A Canadian woman was arrested last Monday, after she attempted to steal several items from the Walmart Supercenter on Cortez Blvd. (FOLLOW THIS LINK FOR FULL STORY). After conducting a background check on the suspect, 31-year-old Marley Wylie, RNRF discovered that Wylie has multiple felony convictions out of Lake County, including a conviction for aggravated child abuse. Wylie remains behind bars at the Hernando County Jail on a $6,000 bond – for now – charged with felony petit theft and possession of marijuana.
According to the Department of Homeland Security, Canada and the United States have enjoyed a long history of social, cultural, and economic ties that have contributed to a high volume of cross-border trade and travel. According to a 2010 Joint Border Threat and Risk Assessment, the United States and Canada process over 70 million international travelers and 35 million vehicles each year. But U.S. National Security Advisers fear that with an open border comes an increased threat that terrorists will use the soft travel policy as way to enter the United States undetected.

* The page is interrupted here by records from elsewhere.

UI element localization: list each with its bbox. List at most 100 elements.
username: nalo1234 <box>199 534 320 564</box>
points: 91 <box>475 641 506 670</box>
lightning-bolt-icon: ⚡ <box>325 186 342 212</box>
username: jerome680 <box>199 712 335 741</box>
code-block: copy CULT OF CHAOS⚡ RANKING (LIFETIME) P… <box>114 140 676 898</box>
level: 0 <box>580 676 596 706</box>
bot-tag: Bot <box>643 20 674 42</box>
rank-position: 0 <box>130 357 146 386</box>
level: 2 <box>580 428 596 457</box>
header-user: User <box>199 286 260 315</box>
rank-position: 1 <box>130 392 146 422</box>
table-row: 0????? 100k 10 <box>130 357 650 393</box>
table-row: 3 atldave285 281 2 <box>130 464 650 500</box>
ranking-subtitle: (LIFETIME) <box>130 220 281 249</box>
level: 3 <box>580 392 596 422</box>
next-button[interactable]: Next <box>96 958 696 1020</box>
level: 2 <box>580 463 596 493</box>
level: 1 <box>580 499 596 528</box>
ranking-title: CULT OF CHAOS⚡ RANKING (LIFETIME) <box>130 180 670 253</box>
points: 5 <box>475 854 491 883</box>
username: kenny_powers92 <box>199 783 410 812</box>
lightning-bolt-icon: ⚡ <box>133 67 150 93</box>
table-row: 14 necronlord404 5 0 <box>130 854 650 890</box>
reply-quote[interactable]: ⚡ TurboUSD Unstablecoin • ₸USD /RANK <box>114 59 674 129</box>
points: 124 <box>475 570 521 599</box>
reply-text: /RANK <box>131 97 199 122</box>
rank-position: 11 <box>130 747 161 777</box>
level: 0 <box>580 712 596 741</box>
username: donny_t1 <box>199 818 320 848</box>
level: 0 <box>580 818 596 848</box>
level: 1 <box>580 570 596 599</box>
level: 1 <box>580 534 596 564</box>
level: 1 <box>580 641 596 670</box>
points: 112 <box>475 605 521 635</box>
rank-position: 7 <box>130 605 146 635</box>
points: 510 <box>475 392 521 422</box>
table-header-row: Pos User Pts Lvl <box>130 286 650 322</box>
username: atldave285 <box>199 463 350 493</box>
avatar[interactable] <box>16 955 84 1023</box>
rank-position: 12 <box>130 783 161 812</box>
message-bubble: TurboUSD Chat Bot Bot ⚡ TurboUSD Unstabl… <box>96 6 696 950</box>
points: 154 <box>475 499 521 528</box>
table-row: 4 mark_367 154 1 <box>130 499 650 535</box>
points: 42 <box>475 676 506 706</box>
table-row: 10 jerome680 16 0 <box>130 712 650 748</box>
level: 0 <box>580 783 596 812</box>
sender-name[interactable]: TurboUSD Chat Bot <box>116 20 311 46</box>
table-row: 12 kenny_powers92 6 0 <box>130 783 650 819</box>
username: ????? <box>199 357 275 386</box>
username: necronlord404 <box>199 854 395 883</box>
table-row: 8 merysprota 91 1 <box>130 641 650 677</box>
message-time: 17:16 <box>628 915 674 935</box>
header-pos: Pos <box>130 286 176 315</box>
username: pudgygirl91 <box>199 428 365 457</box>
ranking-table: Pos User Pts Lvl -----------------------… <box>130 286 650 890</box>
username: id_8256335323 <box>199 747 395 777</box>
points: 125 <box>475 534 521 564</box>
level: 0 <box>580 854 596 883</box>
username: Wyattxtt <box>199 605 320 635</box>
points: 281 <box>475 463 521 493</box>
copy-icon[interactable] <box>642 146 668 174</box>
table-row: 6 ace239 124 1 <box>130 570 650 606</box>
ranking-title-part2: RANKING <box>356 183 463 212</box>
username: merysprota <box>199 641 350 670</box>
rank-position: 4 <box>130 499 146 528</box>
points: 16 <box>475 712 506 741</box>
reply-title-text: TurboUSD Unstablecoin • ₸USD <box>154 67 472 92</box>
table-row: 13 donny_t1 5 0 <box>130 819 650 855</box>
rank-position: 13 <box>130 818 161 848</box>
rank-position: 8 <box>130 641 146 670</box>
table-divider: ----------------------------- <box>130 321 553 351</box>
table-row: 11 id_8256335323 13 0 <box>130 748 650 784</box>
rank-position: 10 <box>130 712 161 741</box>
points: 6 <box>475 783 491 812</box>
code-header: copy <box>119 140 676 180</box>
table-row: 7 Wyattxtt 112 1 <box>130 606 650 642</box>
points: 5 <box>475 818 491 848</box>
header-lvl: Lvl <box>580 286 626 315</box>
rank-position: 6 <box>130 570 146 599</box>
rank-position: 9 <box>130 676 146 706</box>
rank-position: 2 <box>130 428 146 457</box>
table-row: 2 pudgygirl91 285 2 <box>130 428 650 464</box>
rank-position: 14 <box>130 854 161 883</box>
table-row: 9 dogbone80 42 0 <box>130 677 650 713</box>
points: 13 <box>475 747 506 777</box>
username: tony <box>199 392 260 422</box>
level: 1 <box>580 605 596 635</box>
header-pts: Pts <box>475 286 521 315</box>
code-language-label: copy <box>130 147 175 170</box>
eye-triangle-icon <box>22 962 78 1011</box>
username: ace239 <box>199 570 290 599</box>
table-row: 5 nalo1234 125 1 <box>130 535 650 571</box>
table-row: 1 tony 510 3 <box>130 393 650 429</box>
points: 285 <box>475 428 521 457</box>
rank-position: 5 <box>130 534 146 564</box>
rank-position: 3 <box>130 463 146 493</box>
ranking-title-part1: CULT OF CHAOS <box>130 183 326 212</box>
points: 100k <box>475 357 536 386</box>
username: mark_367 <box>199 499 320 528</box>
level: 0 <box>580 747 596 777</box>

We contacted the Hernando County Sheriff’s Office for comment but we have yet to receive a reply.
The Sheriff’s Office receives over $30,000 per year in a form of a federal grant to house ICE inmates at the detention center, according the 2015/2016 HCSO proposed budget.
The only other jurisdiction at risk of losing federal funding, according to the Center for Immigration Studies, is the city of Gainesville.